Segunda y última parte de la entrevista que el periodista británico Andy Worthington ha concedido en exclusiva a P+DH [periodismo + derechos humanos]. Tras la primera parte, publicada el lunes, esta segunda entrega se centra en el futuro de los ex prisioneros de Guantánamo liberados, una cuestión que tiene una especial relevancia en España, que acogerá a algunos de ellos.

P: Algunas fuentes del Pentágono declararon este año que uno de cada siete prisioneros liberados de Guantánamo “regresa al terrorismo”. Algunos están utilizando esa supuesta reincidencia para justificar su oposición al cierre de la prisión y a la liberación de los prisioneros y todo ese asunto ha provocado una enorme controversia. ¿Qué piensas de ese supuesto nivel de reincidencia?
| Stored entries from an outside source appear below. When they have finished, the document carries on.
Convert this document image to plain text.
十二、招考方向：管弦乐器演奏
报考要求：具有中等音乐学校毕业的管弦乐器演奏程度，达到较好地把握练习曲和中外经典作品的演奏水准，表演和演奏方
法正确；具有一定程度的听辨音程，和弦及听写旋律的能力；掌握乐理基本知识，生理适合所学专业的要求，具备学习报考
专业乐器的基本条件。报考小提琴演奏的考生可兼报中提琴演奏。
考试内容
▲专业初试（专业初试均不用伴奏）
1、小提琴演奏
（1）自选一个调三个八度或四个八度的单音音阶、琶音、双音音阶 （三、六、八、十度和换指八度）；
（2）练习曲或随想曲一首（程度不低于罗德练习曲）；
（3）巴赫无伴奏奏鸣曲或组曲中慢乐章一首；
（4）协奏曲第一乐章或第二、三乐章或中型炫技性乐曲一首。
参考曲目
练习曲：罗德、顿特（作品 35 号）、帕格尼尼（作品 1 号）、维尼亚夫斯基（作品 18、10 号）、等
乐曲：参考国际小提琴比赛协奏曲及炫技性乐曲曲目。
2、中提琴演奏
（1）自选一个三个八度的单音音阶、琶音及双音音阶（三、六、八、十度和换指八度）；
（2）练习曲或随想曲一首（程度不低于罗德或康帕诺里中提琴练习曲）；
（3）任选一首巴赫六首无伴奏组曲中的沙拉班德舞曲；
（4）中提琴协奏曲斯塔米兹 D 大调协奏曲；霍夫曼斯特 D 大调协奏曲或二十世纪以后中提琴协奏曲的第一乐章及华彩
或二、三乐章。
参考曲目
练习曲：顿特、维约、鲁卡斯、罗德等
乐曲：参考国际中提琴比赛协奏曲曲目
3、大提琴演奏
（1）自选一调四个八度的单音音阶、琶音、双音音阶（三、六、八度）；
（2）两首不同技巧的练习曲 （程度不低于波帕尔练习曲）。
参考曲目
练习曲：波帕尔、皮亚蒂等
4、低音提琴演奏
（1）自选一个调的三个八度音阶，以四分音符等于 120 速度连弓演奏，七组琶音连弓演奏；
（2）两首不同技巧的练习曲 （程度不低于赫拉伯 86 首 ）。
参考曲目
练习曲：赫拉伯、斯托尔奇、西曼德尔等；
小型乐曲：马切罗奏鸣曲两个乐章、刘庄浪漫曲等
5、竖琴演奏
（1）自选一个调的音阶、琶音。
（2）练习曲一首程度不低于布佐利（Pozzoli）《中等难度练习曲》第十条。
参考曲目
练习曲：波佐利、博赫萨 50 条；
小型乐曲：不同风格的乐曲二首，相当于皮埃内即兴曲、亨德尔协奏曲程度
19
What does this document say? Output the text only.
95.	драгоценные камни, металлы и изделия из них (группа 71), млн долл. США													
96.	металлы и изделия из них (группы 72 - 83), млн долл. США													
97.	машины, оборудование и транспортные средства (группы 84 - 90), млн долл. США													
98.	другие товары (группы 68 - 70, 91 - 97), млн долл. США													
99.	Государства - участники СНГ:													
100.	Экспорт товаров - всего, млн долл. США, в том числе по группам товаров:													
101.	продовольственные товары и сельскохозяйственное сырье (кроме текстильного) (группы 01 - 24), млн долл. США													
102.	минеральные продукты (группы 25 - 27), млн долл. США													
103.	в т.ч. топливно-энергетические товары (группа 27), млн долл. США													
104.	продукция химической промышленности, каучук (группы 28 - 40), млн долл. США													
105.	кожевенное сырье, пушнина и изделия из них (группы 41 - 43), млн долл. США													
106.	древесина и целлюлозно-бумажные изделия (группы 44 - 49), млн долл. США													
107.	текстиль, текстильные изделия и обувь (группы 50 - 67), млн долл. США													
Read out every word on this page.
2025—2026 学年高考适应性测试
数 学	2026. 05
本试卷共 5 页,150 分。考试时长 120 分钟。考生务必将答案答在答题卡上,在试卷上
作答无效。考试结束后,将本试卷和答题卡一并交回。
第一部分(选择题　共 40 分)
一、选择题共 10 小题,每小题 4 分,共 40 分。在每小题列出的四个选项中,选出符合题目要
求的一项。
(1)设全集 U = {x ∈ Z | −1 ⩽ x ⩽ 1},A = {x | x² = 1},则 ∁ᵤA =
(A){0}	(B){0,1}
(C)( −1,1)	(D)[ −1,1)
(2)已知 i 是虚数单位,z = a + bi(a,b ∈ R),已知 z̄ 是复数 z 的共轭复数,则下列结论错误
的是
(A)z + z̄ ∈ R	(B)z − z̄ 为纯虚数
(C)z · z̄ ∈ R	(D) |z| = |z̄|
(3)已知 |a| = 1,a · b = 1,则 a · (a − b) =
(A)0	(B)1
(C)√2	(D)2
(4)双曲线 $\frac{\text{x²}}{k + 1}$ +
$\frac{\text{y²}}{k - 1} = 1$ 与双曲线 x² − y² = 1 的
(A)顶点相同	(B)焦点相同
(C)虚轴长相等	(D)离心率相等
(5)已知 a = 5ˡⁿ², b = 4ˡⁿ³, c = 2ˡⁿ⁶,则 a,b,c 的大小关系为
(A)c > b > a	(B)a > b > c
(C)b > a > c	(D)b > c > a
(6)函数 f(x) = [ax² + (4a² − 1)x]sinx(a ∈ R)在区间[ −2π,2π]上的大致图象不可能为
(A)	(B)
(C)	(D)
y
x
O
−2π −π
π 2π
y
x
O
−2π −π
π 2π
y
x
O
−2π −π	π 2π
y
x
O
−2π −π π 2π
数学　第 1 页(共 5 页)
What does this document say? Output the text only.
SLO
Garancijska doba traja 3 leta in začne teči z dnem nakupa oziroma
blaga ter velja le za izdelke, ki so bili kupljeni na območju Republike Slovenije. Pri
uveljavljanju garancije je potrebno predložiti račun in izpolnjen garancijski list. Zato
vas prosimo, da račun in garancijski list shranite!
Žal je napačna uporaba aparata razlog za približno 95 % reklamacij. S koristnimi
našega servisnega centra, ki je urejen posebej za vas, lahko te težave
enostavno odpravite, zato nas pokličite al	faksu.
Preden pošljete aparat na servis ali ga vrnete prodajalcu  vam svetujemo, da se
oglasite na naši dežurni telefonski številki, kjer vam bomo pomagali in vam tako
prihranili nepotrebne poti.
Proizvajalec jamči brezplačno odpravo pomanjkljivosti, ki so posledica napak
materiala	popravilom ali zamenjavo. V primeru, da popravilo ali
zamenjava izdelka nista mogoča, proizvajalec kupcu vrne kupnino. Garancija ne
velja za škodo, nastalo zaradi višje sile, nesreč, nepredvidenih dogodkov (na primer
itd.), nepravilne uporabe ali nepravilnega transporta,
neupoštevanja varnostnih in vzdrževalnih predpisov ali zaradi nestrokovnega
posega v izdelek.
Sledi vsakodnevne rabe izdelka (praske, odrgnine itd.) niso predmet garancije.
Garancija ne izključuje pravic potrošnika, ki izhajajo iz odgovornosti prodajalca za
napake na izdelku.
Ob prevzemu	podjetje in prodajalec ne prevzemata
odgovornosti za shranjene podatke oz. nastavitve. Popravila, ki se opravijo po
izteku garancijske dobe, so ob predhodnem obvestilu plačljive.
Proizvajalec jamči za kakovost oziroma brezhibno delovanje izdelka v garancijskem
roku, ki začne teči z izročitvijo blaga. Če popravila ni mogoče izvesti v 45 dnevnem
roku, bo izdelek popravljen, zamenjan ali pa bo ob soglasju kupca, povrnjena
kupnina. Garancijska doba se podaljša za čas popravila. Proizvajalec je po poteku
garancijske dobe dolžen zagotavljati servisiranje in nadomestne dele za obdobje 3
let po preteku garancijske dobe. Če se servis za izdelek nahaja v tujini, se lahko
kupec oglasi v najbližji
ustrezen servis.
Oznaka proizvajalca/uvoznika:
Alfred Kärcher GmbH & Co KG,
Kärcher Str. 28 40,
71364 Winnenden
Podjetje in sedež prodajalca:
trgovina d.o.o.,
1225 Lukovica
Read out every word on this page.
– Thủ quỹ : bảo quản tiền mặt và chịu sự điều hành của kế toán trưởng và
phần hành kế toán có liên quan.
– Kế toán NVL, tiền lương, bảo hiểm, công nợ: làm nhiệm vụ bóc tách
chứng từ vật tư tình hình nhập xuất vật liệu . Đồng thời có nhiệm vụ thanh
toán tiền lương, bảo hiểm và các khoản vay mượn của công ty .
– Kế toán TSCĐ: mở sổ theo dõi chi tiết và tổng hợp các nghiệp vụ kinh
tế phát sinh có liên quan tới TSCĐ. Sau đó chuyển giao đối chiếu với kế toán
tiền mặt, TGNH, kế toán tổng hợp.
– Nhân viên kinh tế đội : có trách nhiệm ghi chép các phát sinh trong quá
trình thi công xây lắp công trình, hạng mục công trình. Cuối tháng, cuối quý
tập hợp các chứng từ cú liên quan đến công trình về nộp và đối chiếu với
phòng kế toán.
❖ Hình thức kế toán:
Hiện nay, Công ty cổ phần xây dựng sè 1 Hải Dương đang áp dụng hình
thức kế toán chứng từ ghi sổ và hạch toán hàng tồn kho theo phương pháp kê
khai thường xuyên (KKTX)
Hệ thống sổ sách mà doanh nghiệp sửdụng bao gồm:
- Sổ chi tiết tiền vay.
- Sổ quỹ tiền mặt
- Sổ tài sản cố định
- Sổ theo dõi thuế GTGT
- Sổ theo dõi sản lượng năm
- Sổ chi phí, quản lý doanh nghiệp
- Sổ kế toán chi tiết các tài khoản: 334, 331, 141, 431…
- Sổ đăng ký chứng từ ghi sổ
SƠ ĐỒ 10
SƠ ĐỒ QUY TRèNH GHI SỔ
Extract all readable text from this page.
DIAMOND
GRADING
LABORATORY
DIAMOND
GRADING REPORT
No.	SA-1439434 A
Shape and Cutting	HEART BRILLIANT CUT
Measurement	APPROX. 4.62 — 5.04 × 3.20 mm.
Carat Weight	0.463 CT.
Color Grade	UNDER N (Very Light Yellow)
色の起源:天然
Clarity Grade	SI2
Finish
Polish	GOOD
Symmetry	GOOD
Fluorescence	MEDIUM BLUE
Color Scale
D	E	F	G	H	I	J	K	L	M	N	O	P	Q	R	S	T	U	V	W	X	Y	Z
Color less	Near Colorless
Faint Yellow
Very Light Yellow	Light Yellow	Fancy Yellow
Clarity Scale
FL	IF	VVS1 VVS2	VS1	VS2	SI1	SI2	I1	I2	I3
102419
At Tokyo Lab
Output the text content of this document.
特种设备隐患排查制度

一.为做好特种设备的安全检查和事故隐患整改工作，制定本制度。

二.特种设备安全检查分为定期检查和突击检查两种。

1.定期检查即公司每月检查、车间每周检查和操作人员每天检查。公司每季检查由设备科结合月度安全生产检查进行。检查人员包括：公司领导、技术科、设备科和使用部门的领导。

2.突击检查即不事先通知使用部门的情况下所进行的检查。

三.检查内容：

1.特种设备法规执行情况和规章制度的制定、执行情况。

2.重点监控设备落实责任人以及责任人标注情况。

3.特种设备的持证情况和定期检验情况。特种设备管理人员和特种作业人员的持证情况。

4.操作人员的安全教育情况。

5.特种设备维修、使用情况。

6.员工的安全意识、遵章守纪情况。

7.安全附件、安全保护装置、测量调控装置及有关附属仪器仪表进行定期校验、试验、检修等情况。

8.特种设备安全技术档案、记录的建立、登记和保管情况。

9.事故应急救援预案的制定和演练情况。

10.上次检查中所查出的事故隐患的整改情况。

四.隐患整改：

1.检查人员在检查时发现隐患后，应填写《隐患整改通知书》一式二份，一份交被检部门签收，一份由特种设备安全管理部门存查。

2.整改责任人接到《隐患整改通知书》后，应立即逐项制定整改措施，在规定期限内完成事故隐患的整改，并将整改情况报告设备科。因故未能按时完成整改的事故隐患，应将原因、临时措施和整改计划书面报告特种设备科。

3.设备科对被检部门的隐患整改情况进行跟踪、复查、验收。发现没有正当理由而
R: Como expliqué en un artículo poco después de que el New York Times publicara en primera plana la noticia que ofrecía aquella estadística, “en seguida surgieron voces críticas –básicamente quienes conocían el excelente trabajo que realizó la Facultad de Derecho de la Universidad de Seton Hall desmontando los informes del Pentágono sobre la ‘reincidencia’ (PDF)– que denunciaron aquella noticia”. También escribí: “El 28 de mayo, el Times brindó a Peter Bergen y Katherine Tiedemann, de la New America Foundation, la oportunidad de escribir una columna en respuesta al artículo de Bumiller, en el que concluían, a partir de un análisis del informe (PDF), que era más probable que la tasa de reincidencia se situara ‘en torno al 4 % de los 534 hombres puestos en libertad’ (basándose en el hecho de que ‘era posible confirmar de forma independiente la participación de doce ex prisioneros en atentados terroristas contra objetivos estadounidenses y había otros ocho sospechosos de tomar parte en esos actos’)“.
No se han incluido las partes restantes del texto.